В небольшом здании администрации кладбища Савелий познакомил Дорогина с жилистым мужичком лет пятидесяти.
– Это Зенон. А это Сергей. Давай, Серега, расставляй. Как в той рекламе говорили, «время пить “херши”».
Зенон довольно потер ладони.
– Вот, нежданно-негаданно… А ты кто ж такой, Сергей, будешь? Али хоронишь кого?
– Друга недавно похоронил, – коротко ответил Дорогин.
– Это его могилу третьего дня взорвали, – уточнил Сава, разливая водку.
Анжела в это время нарезала копченую колбасу.
– Вот оно что, – медленно протянул Зенон. – Такого у нас на кладбище в жизни не было, чтобы могилы взрывали… – Кладбищенский сторож вопросительно посмотрел на Саву и, видимо получив от него незаметный знак, означавший, что Дорогину можно доверять, продолжил: – Давайте выпьем за упокой души…
Минуту спустя Зенон, не дожидаясь вопросов, – видимо, рекомендация Савелия в дополнительной проверке не нуждалась – щелкнул зажигалкой, выпустил изо рта струйку дыма и произнес:
– Ты, видать, очень хочешь узнать, кто покой твоего кореша потревожил… А то и побольше – кто его на вечный покой раньше срока осудил. Так?
– Так, – ответил Дорогин, тоже закуривая сигарету. – Отличный мужик был Кан Савинский.
– Ну, тут я тебе мало чем помогу. Менты меня, как и всех, расспрашивали, но я им ничего не сказал. Если у нас кто-то рот шире, чем надо, откроет – кирдык, рой могилу. Если б не Сава… Короче, цыгане это.
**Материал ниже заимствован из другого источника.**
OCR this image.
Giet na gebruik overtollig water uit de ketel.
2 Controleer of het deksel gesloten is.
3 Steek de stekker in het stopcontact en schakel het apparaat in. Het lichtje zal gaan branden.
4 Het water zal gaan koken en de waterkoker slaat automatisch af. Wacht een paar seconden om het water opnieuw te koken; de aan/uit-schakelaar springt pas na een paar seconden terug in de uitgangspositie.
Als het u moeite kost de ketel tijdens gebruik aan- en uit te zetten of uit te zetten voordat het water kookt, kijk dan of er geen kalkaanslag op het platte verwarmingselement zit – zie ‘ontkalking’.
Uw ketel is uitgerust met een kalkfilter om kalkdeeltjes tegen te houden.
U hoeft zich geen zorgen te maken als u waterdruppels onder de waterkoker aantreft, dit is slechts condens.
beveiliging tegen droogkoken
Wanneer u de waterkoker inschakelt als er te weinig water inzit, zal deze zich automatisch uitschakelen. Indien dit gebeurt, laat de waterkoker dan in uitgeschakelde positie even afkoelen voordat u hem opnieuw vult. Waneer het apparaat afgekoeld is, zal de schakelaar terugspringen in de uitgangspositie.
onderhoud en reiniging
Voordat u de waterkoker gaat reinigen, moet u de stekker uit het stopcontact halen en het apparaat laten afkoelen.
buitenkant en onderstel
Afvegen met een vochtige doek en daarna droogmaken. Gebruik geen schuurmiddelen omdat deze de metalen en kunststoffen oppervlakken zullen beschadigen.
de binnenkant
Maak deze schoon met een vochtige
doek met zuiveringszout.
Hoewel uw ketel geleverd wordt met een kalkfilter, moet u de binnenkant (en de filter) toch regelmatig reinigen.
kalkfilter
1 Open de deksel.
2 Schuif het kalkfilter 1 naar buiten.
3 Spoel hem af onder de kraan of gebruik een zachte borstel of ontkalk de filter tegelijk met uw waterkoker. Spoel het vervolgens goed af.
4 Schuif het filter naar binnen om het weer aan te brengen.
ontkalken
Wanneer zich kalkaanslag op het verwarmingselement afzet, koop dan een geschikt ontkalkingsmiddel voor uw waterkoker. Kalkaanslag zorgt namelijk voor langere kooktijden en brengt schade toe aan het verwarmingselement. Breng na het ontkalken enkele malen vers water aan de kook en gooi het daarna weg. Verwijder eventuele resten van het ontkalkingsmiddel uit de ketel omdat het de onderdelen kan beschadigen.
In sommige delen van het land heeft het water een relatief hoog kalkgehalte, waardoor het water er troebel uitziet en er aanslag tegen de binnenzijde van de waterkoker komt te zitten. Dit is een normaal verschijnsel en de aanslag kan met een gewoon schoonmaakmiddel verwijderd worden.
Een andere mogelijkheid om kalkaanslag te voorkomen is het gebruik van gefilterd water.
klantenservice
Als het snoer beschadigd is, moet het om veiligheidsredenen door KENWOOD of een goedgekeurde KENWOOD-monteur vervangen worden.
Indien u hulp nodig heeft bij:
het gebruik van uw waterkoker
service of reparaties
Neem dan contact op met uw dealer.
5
– Какие цыгане? – не понял Дорогин. – Что, цыгане могилу взорвали?
– Они, родимые, – кивнул Зенон. – Кое-кто их видел, но, сам понимаешь, горло под нож подставлять… Профессор-то твой, видать, с наркомафией был связан и чем-то кому-то не угодил. Вот ему даже на том свете покоя не дают.
Дорогин грустно покачал головой.
– Все так, да не все так. Скорее наоборот. Ну, а подробности? Что за цыгане? Как на них выйти?
Зенон усмехнулся.
– Я тебе что, справочное бюро? Не знаю я, как на них выйти. Только одно скажу: барона их кличут Герасим. Живет где-то под Москвой. Занимается наркотиками. Слух был, что его младшего братца кто-то убил этой зимой. Старший и начал землю рыть… Ну, не профессор же этот цыгана порешил?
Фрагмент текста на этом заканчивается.